Calculado com base nesses dois novos dados de volumes, o percentual de armazenamento do sistema no dia seguinte (sexta-feira, 16) deveria, em princípio, aumentar para 22,5%. No entanto, nas primeiras horas daquela manhã, as pessoas que haviam adquirido o hábito de consultar a página “Situação dos Mananciais”, da Sabesp encontraram para o Cantareira o registro de 26,7%.
Primeira divergência
Essa duplicidade do percentual de volume armazenado começou efetivamente no sábado, quando o GTAG Cantareira, que não havia se manifestado no dia anterior, publicou seu boletim. No documento, que já registrava uma ligeira diminuição do volume armazenado, constava a correspondência desse dado com o percentual de 22,3%, como mostra a tabela a seguir.
Nesse mesmo dia, a Sabesp divulgou seu indicador de 26,5%, mas somente pela imprensa, pois a página “Situação dos Mananciais” havia deixado de funcionar desde o final da manhã do dia anterior. (E não voltou a operar até a publicação deste post nesta quarta-feira. Segundo a companhia, a interrupção se deve a problemas técnicos que deverão ser resolvidos, mas ainda não há previsão de data para isso.) [Atualização de 25 de maio: a página “Situação do Mananciais” voltou a funcionar.]
Sem histórico
Na segunda-feira (19) a Agência de Notícias da Sabesp começou a divulgar o primeiro de seus boletins diários com o mesmo título “Situação dos Mananciais” da página ainda descontinuada. Assim como o serviço anterior, o novo também informa o volume armazenado e a pluviometria (medida das chuvas) do dia anterior, a acumulada no mês e a média histórica do mês dos seis sistemas que abastecem a Região Metropolitana de São Paulo. (Os outros cinco são Alto Cotia, Alto Tietê, Guarapiranga, Rio Claro e Rio Grande.) Mas esse informativo não tem a ferramenta que na página agora sem acesso permitia verificar esses dados para datas desde 1º de janeiro de 2003.
A primeira edição desse informativo permitiu compreender que a companhia realmente passou a calcular o famigerado percentual levando em conta o acréscimo do volume morto ao armazenamento para abastecimento, mas sem considerar a expansão da capacidade útil total. O boletim trouxe o seguinte quadro.
Fonte: Sabesp, Agência de Notícias, 19.mai
A triplicidade do indicador de volume armazenado do sistema Cantareira se estabeleceu nessa mesma segunda-feira, quando a imprensa começou a noticiar a duplicidade. Nesse dia, o comitê ligado à ANA emitiu boletim apresentado em duas versões. Uma delas, assim como as edições do sábado e do domingo, considerava os volume úteis total e armazenado com o acréscimo de parte do volume morto. A outra versão, por sua vez, não considerou o aumento para a capacidade útil total nem para o armazenamento disponível, ou seja, deu continuidade ao mesmo procedimento de cálculo que vinha sendo feito até o dia 15 pela Sabesp e pelo GTAG.

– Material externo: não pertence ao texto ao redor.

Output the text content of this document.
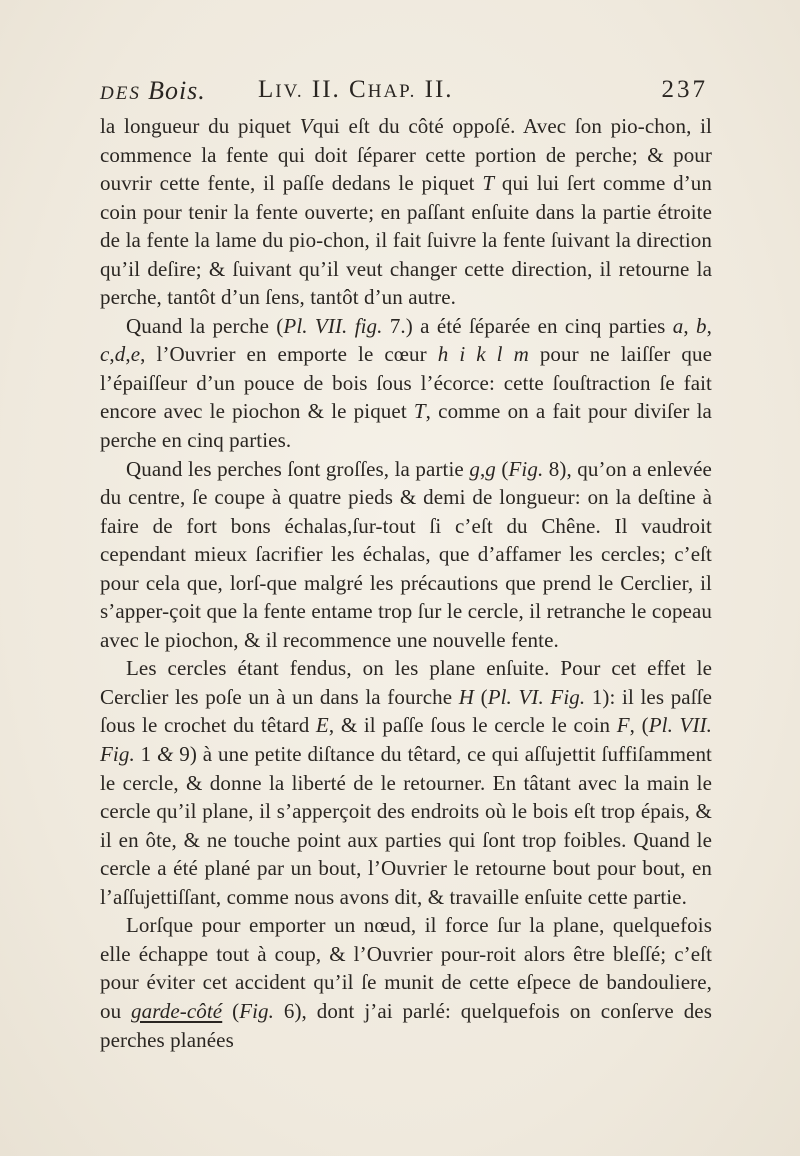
DES Bois. LIV. II. CHAP. II.	237

la longueur du piquet Vqui eſt du côté oppoſé. Avec ſon pio-chon, il commence la fente qui doit ſéparer cette portion de perche; & pour ouvrir cette fente, il paſſe dedans le piquet T qui lui ſert comme d’un coin pour tenir la fente ouverte; en paſſant enſuite dans la partie étroite de la fente la lame du pio-chon, il fait ſuivre la fente ſuivant la direction qu’il deſire; & ſuivant qu’il veut changer cette direction, il retourne la perche, tantôt d’un ſens, tantôt d’un autre.

Quand la perche (Pl. VII. fig. 7.) a été ſéparée en cinq parties a, b, c,d,e, l’Ouvrier en emporte le cœur h i k l m pour ne laiſſer que l’épaiſſeur d’un pouce de bois ſous l’écorce: cette ſouſtraction ſe fait encore avec le piochon & le piquet T, comme on a fait pour diviſer la perche en cinq parties.

Quand les perches ſont groſſes, la partie g,g (Fig. 8), qu’on a enlevée du centre, ſe coupe à quatre pieds & demi de longueur: on la deſtine à faire de fort bons échalas,ſur-tout ſi c’eſt du Chêne. Il vaudroit cependant mieux ſacrifier les échalas, que d’affamer les cercles; c’eſt pour cela que, lorſ-que malgré les précautions que prend le Cerclier, il s’apper-çoit que la fente entame trop ſur le cercle, il retranche le copeau avec le piochon, & il recommence une nouvelle fente.

Les cercles étant fendus, on les plane enſuite. Pour cet effet le Cerclier les poſe un à un dans la fourche H (Pl. VI. Fig. 1): il les paſſe ſous le crochet du têtard E, & il paſſe ſous le cercle le coin F, (Pl. VII. Fig. 1 & 9) à une petite diſtance du têtard, ce qui aſſujettit ſuffiſamment le cercle, & donne la liberté de le retourner. En tâtant avec la main le cercle qu’il plane, il s’apperçoit des endroits où le bois eſt trop épais, & il en ôte, & ne touche point aux parties qui ſont trop foibles. Quand le cercle a été plané par un bout, l’Ouvrier le retourne bout pour bout, en l’aſſujettiſſant, comme nous avons dit, & travaille enſuite cette partie.

Lorſque pour emporter un nœud, il force ſur la plane, quelquefois elle échappe tout à coup, & l’Ouvrier pour-roit alors être bleſſé; c’eſt pour éviter cet accident qu’il ſe munit de cette eſpece de bandouliere, ou garde-côté (Fig. 6), dont j’ai parlé: quelquefois on conſerve des perches planées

Desse modo, podemos escolher qual indicador nos agrada mais —ou nos desagrada menos:
- o da Sabesp, que considera o acréscimo do volume morto ao armazenamento, mas não leva em conta esse aumento na capacidade útil dos reservatórios;
- o do GTAG Cantareira, que se baseia nesse aumento para os volumes armazenado útil e útil total; e
- o do GTAG Cantareira, que não considera o acréscimo do volume morto e continua o mesmo modo de calcular adotado pelos dois órgãos até o dia 15, quando o índice era de 8,2%.
Na tabela a seguir estão os resultados desde segunda-feira desses três indicadores que, em princípio, medem a mesma coisa.
Segundo a Sabesp e a ANA, não há divergência entre esses índices. De acordo com os dois órgãos, são indicadores válidos que dependem apenas da forma de cálculo.
Realmente, aqui em São Paulo temos mais escolhas! Mas essa oferta pode durar pouco tempo, pois, se não houver chuvas, esses três índices ficarão igualados ao alcançarem o zero.
Correção (22.mai, 12h30) – No segundo parágrafo deste post foi substituído o trecho no qual constava que o comitê anticrise é vinculado à ANA (Agência Nacional de Águas). Essa afirmação não é incorreta, mas não é completa, pois o citado grupo é vinculado também a outros órgãos. A alteração foi necessária porque a redação anterior atribuía total responsabilidade pelos dados do grupo à agência federal. As menções ao órgão foram substituídas também na última tabela, que atribuía erroneamente os dados à ANA.